After the squeeze comes release: Then chase itself down hill. The train is suddenly self-propelling in a more dramatic way, almost possessed—chase itself suggests a divided creature, hunter and hunted in one. Then it neigh, but not like a normal horse: it neighs like Boanerges, the biblical nickname meaning sons of thunder. That reference intensifies the sound into something prophetic and violent, as if the train speaks with a storm’s authority.

This is where Dickinson’s personification stops being merely cute and becomes frighteningly grand. The train is not just an animal; it’s a kind of modern thunder—a manmade force that mimics ancient power. Yet the poem doesn’t linger in terror. It pivots quickly from thunder to precision.

Cosmic Punctuality: Docile and omnipotent

The ending’s calm is almost eerie: punctual as a star, the train stops at its own stable door. The comparison to a star is striking because it shifts the train from animal to cosmos. Stars are distant, regular, indifferent—unbothered by shanties or quarries. To call the train star-punctual makes it feel woven into a larger, impersonal order. And then Dickinson snaps it back into domestic language: a stable, a door, a place where a powerful creature is put away.

The final contradiction—Stop–docile and omnipotent–—is the poem’s verdict.
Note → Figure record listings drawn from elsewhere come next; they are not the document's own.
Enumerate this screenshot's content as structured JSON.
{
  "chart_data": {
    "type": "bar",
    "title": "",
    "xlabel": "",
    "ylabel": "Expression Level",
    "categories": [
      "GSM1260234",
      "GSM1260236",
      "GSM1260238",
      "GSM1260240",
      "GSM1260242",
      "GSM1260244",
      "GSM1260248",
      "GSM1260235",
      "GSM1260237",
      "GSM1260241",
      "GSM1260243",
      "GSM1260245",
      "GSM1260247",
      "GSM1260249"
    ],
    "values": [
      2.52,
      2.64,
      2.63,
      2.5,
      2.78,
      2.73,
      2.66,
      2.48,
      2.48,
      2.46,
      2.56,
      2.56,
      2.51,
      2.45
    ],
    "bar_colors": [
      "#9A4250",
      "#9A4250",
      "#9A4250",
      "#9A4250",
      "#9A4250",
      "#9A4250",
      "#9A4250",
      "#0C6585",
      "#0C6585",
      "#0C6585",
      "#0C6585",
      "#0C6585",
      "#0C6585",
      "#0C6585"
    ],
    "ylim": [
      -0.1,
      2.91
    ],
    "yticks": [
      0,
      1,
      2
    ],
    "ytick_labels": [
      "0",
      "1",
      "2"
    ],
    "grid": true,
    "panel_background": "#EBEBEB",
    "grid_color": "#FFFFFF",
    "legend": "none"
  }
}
The train is omnipotent in its ability to cross valleys, command mountains, and demand the earth be pared to fit it. But it is also docile because it obeys schedules, rails, and endpoints. Dickinson makes the modern wonder feel like a pet you can stable, even as it remains too strong to be truly mastered. The poem’s pleasure, then, is not simple admiration: it is the thrill of watching something immense submit to a routine.

A Question the Poem Won’t Let Go Of

If the train can be both docile and omnipotent, what does that make the humans who built it and rely on it? The poem keeps sliding between control and awe: the train drinks at tanks and stops at doors, yet it also peer[s] into shanties and makes the quarry pare the world. Dickinson’s creature feels tamed—until its hooting and thunder remind us it is only obedient within the boundaries it has already forced into being.